Here I am after finding Bart’s YouTube video on Heaven and Hell feeling satisfied that the ever increasing knowing in me that the Holy Bible has some misinterpretations in it, and feeling a little lost in the world knowing that the life I have had for my entire life, I am 57, as a Christian, practicing meditation for 10 years, a Taoist for 3, and then back into Charismatic Christianity for the last 3 years, has been a lie.
I could go on about the similarities’ of all my practices, but what’s the use. I found each spiritual practice defends their practice as the one true spiritual practice on earth!
I keep returning back to Neville Goddard’s teachings on the bible as a psychological interpretation of truth on how life is created on earth. This has been the only interpretation of the Holy Bible I can wrap my head.

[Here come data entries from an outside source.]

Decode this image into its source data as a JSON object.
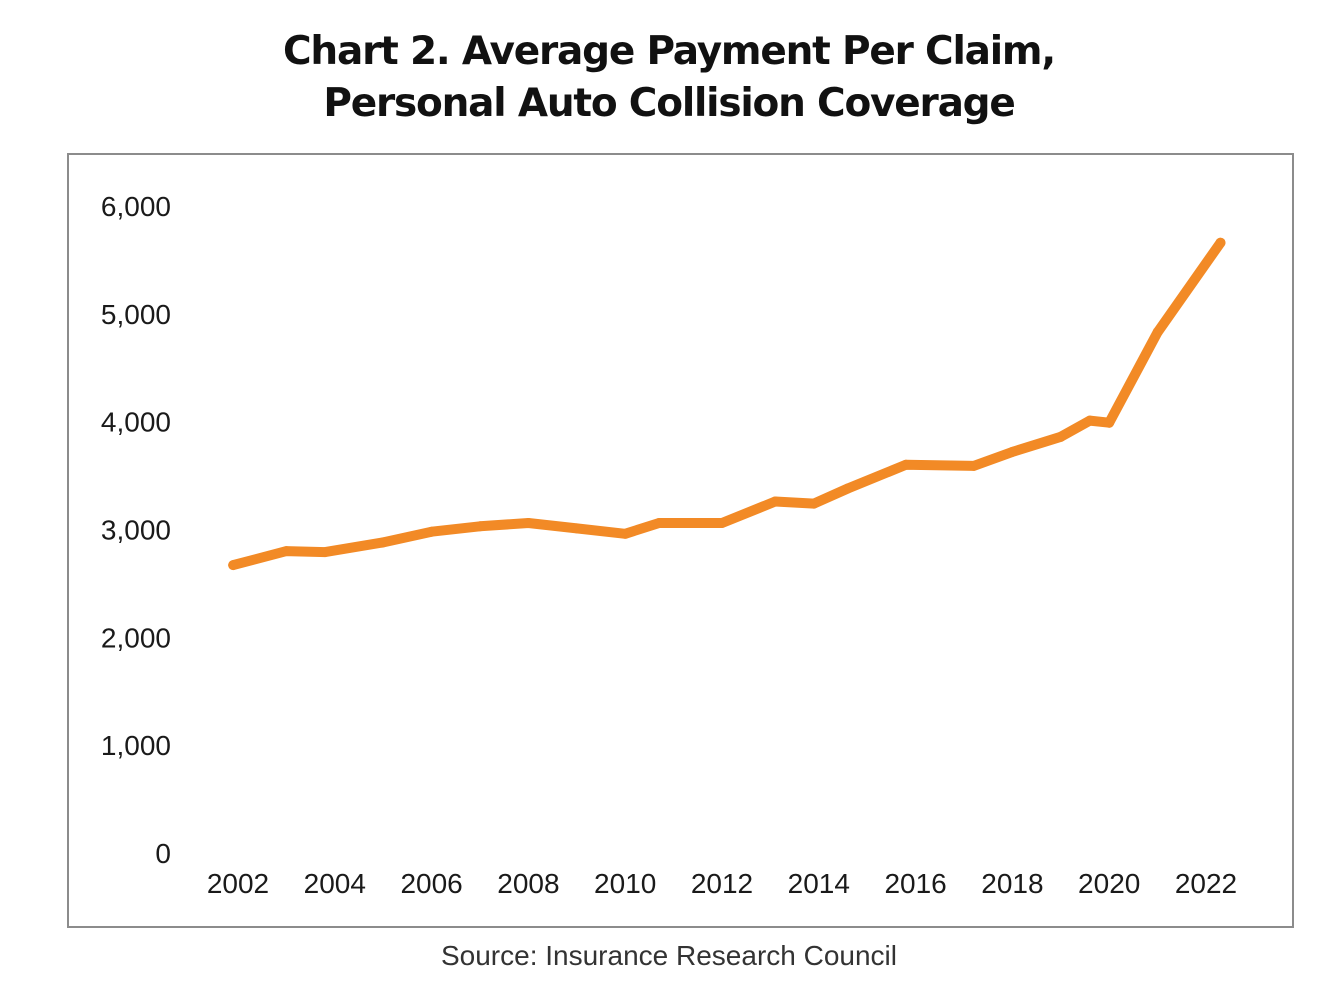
{
  "chart_data": {
    "type": "line",
    "title": [
      "Chart 2. Average Payment Per Claim,",
      "Personal Auto Collision Coverage"
    ],
    "source": "Source: Insurance Research Council",
    "xlabel": "",
    "ylabel": "",
    "x_tick_labels": [
      "2002",
      "2004",
      "2006",
      "2008",
      "2010",
      "2012",
      "2014",
      "2016",
      "2018",
      "2020",
      "2022"
    ],
    "y_tick_labels": [
      "0",
      "1,000",
      "2,000",
      "3,000",
      "4,000",
      "5,000",
      "6,000"
    ],
    "y_ticks": [
      0,
      1000,
      2000,
      3000,
      4000,
      5000,
      6000
    ],
    "ylim": [
      0,
      6000
    ],
    "xlim": [
      2001.5,
      2023
    ],
    "grid": false,
    "legend": "none",
    "series": [
      {
        "name": "Average Payment Per Claim",
        "color": "#f28a26",
        "x": [
          2001.9,
          2003,
          2003.8,
          2005,
          2006,
          2007,
          2008,
          2009,
          2010,
          2010.7,
          2011.3,
          2012,
          2013.1,
          2013.9,
          2014.6,
          2015.8,
          2017.2,
          2018,
          2019,
          2019.6,
          2020,
          2021,
          2022.3
        ],
        "values": [
          2670,
          2800,
          2790,
          2880,
          2980,
          3030,
          3060,
          3010,
          2960,
          3060,
          3060,
          3060,
          3260,
          3240,
          3380,
          3600,
          3590,
          3720,
          3860,
          4010,
          3990,
          4830,
          5660
        ]
      }
    ]
  }
}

Bart, have you ever read or heard anything by Neville Goddard? If so, what did you think about his interpretation of the Holy Bible as psychological stories? He was taught this version of the holy bible from a Persian fellow.

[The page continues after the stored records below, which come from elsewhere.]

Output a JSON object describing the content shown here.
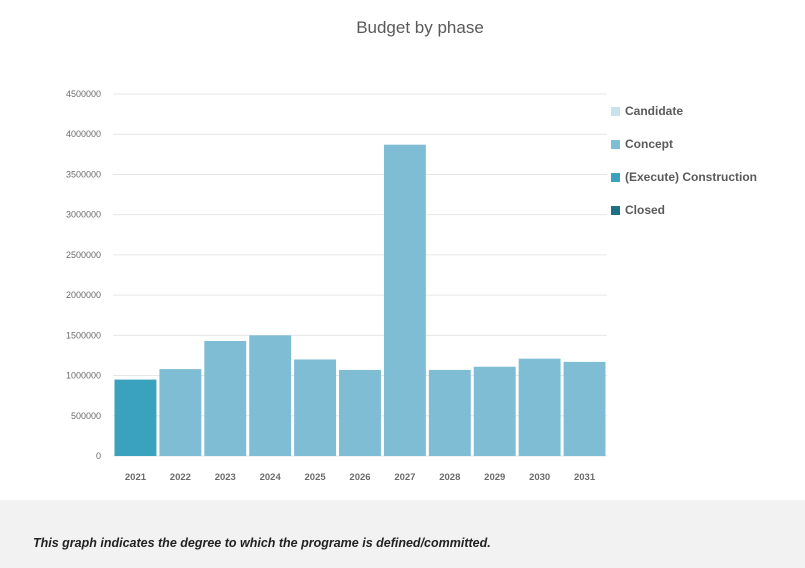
{
  "caption": "This graph indicates the degree to which the programe is defined/committed.",
  "chart_data": {
    "type": "bar",
    "stacked": true,
    "title": "Budget by phase",
    "xlabel": "",
    "ylabel": "",
    "ylim": [
      0,
      4500000
    ],
    "yticks": [
      0,
      500000,
      1000000,
      1500000,
      2000000,
      2500000,
      3000000,
      3500000,
      4000000,
      4500000
    ],
    "grid": true,
    "legend_position": "right",
    "categories": [
      "2021",
      "2022",
      "2023",
      "2024",
      "2025",
      "2026",
      "2027",
      "2028",
      "2029",
      "2030",
      "2031"
    ],
    "series": [
      {
        "name": "Candidate",
        "color": "#c9e3ec",
        "values": [
          0,
          0,
          0,
          0,
          0,
          0,
          0,
          0,
          0,
          0,
          0
        ]
      },
      {
        "name": "Concept",
        "color": "#7fbdd4",
        "values": [
          0,
          1080000,
          1430000,
          1500000,
          1200000,
          1070000,
          3870000,
          1070000,
          1110000,
          1210000,
          1170000
        ]
      },
      {
        "name": "(Execute) Construction",
        "color": "#3aa2bd",
        "values": [
          950000,
          0,
          0,
          0,
          0,
          0,
          0,
          0,
          0,
          0,
          0
        ]
      },
      {
        "name": "Closed",
        "color": "#1f6f85",
        "values": [
          0,
          0,
          0,
          0,
          0,
          0,
          0,
          0,
          0,
          0,
          0
        ]
      }
    ]
  }
}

Thank you for your hard work.
God Bless 😉
The bible is such a complex book. So contadictory. I have read many interpretations contradictory . I recently found Bart lectures and.books and it clears everything up for me. I can’t begin to explain the relief I feel . I also.like Neville Goddard interpretation. I was catholic. Thankfully I.mostly had good experiences until I started reading The bible myself as teenager and being confused at God demanding abraham sacrificed his son Isaac. I started doubting then but.liked new testament. I didnt really believe or disbelieve. I also read John Lamb Lash interpretation of Nag Hammedi but what happened a close friend of mine was born again christian in the baptist faith I knew her 13 years. I told her I was catholic so she told me it was witchcraft. I took no notice. Didnt argue but she decided to send a pastor round without my consent to clear my house of demons and i went along with it to not offend her. I was told to burn all my books on anything self help and astrology as its demonic. This reminds of doreen virtue. I can’t finish story as it only let’s me post 200 words
To cut my story really short. I got accused of blaspheming the holy spirit which terrified.living daylight out of me as i dont truly understand what the holy spirit just for saying to.my friend I didn’t share her faith. john lamb lash interpretation of Nag hammedi .The stories have changed.the bible comes from.pagan stories. No one know the absolute truth. But the earth gaia is a living organism according to scientist James lovelock. And NAsa.The pagans worshipped the Goddess which represented.mother Godess as in earth .the naghammedi texts does have the sophia of Jesus. John lamb lash believes the sophia in the nag hammedi is the earth. They also worshipped other planets called them Gods as in jupiter saturn venus .each culture named differently. Days of week named after the planets .in Greece they named capital city after a greek pagan goddess Athena. I saw a virgin mary church built on ancient goddess artemis pagan site. The christian stories were copies of ancient pagan stories and just put Jesus there. I think krsna has a simikar story as in virgin birth etc.